Servidores cobram reajuste
Categoria exige 35% de aumento. GDF oferece 21%, em três parcelas
Protesto em frente à sede da Procuradoria-Geral do DF: funcionários querem recuperar perdas salariais
Os 244 servidores da carreira de apoio jurídico da Procuradoria Geral do Distrito Federal (PGDF) ameaçam entrar em greve caso as negociações com o GDF pelo aumento salarial continuem estagnadas. Como forma de pressionar o governo a sentar na mesa de debates, um grupo de funcionários protestou, ontem, em frente à entrada do órgão. Vestidos com nariz de palhaço e, com a ajuda de apitos, não pouparam os ouvidos de quem passou pelo local.
A presidente da Associação dos Servidores da PGDF, Edilse Barbosa dos Santos, explica que o reajuste salarial de 21% dividido em três parcelas, oferecido pelo GDF no ano passado, está aquém das necessidades da categoria. "Queremos
reparar, imediatamente, as perdas desde 2004, que chegam a, pelo menos, 35%", declarou Edilse.
Ibrahim Yusef, presidente do Sindicato dos Servidores Públicos Civis da Administração Direta, Autarquias, Fundações e Tribunal de Contas do Distrito Federal (Sindireta), também marcou presença no protesto dos servidores da PGDF
em apoio à categoria. "Além do aumento salarial, a ideia é negociar a incorporação das gratificações ao venciemento, medida popularmente chamada de ’vencimentão’. Esperamos uma resposta imediata, já que, pela lei, o prazo para reajustes é até abril", comenta Ibrahim.

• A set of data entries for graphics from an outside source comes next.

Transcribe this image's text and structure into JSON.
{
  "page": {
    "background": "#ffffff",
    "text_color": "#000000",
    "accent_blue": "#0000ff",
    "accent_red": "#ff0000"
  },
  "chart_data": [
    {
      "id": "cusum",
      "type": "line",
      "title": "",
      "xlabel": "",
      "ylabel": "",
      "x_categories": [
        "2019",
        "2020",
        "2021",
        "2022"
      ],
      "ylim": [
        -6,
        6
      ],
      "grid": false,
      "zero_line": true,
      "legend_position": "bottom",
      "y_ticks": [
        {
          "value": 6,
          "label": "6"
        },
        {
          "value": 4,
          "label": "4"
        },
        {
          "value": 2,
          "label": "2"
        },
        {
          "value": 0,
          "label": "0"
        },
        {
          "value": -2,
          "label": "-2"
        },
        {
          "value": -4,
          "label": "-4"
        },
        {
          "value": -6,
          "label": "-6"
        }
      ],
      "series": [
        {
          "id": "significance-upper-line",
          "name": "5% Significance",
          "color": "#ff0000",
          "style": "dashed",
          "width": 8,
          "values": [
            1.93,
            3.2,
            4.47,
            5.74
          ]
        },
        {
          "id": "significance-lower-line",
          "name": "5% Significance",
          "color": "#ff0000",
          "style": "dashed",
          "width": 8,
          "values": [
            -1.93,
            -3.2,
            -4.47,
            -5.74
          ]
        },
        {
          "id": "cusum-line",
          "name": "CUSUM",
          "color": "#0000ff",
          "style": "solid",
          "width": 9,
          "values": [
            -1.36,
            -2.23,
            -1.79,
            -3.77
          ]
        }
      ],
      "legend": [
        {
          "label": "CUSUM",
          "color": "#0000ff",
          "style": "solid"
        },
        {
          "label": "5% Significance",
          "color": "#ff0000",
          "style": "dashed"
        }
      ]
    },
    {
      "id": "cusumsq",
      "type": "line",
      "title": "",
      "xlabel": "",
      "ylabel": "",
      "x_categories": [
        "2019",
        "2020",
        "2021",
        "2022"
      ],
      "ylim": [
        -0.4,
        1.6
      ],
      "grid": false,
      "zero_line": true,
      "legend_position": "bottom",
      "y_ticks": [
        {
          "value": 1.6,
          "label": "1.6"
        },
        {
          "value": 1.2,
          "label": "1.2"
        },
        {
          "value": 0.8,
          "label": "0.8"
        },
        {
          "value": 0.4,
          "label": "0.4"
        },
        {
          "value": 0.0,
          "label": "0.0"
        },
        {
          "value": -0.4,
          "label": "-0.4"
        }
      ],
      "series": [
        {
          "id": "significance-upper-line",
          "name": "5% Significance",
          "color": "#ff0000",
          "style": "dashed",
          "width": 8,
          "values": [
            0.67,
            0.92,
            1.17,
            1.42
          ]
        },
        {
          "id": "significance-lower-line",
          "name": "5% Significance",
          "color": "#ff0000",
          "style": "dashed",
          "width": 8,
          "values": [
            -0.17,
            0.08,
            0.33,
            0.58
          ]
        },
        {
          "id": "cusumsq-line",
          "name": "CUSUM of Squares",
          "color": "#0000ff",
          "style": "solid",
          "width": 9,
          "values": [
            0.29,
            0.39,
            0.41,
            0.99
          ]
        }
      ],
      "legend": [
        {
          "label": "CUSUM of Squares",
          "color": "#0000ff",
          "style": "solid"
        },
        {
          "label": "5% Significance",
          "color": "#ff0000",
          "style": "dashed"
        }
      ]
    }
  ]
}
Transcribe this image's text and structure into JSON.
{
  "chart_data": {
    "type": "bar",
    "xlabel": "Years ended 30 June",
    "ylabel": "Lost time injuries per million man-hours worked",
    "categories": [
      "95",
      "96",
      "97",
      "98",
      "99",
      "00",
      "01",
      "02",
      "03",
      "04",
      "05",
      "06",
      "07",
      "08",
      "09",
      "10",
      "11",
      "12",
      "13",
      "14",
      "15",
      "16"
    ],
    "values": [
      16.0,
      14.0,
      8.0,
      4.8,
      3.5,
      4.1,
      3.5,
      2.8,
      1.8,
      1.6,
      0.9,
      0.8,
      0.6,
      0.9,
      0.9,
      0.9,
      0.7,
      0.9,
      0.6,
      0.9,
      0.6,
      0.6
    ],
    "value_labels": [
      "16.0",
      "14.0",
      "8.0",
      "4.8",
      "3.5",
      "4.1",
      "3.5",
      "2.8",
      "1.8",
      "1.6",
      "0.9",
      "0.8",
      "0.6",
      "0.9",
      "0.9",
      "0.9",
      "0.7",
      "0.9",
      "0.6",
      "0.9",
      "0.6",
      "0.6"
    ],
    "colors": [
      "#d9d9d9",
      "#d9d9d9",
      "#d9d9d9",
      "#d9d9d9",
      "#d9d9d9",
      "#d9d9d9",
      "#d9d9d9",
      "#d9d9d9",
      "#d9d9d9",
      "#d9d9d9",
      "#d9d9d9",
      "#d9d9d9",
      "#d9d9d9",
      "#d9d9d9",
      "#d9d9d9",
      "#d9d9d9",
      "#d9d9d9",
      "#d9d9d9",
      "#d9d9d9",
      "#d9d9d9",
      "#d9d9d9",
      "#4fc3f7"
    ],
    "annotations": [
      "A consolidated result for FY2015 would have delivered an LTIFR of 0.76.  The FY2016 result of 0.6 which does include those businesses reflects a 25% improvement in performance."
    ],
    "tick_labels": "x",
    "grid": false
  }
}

"Nos reunimos com o procurador geral, Marcelo Lavocat Galvão, e ele pediu para encaminharmos o estudo com os impactos orçamentários das reivindicações",
complementa o presidente do Sindireta. Entre as reivindicações da categoria está, ainda, a equiparação com os analistas e técnicos do Ministério Público da União (MPU).
PROCURADORES
Além dos servidores da PGDF, os procuradores também estão em processo de negociação de aumento salarial junto à Secretaria de Planejamento. A reivindicação dos procuradores é por um reajuste de 30%. "Quero deixar claro que nosso movimento não é contra o reajuste dos procuradores. O que desejamos é a valorização da nossa carreira", afirma Edilse Barbosa. "Para ter uma noção
do quanto ficamos defasados basta observar que, em 2005, o edital do concurso para a PGDF oferecia R$ 200 a mais de remuneração para o cargo de analista em comparação ao Superior Tribunal de Justiça (STJ). No ano passado, um novo edital de concurso para o STJ ofereceu uma remuneração que é quase o dobro do
que a PGDF recebe hoje", desabafou um servidor da PGDF, que pediu para não ser identificado.
Os servidores da carreira de apoio jurídico e o Procurador-Geral do DF se
reunirão em nova assembleia, hoje, às 13h30, na sede da PGDF, para deliberar sobre as formas de negociação a serem adotadas com o GDF.
O reajuste concedido pelo GDF aos servidores da administração direta foi de
6,5%, no ano passado e mais 7% previstos para serem dados em 2010 e 2011. De
acordo com informações da Secretaria de Planejamento (Seplag), a medida causou um impacto de R$ 17 milhões no orçamento de 2009 e mais R$ 106 milhões em 2010.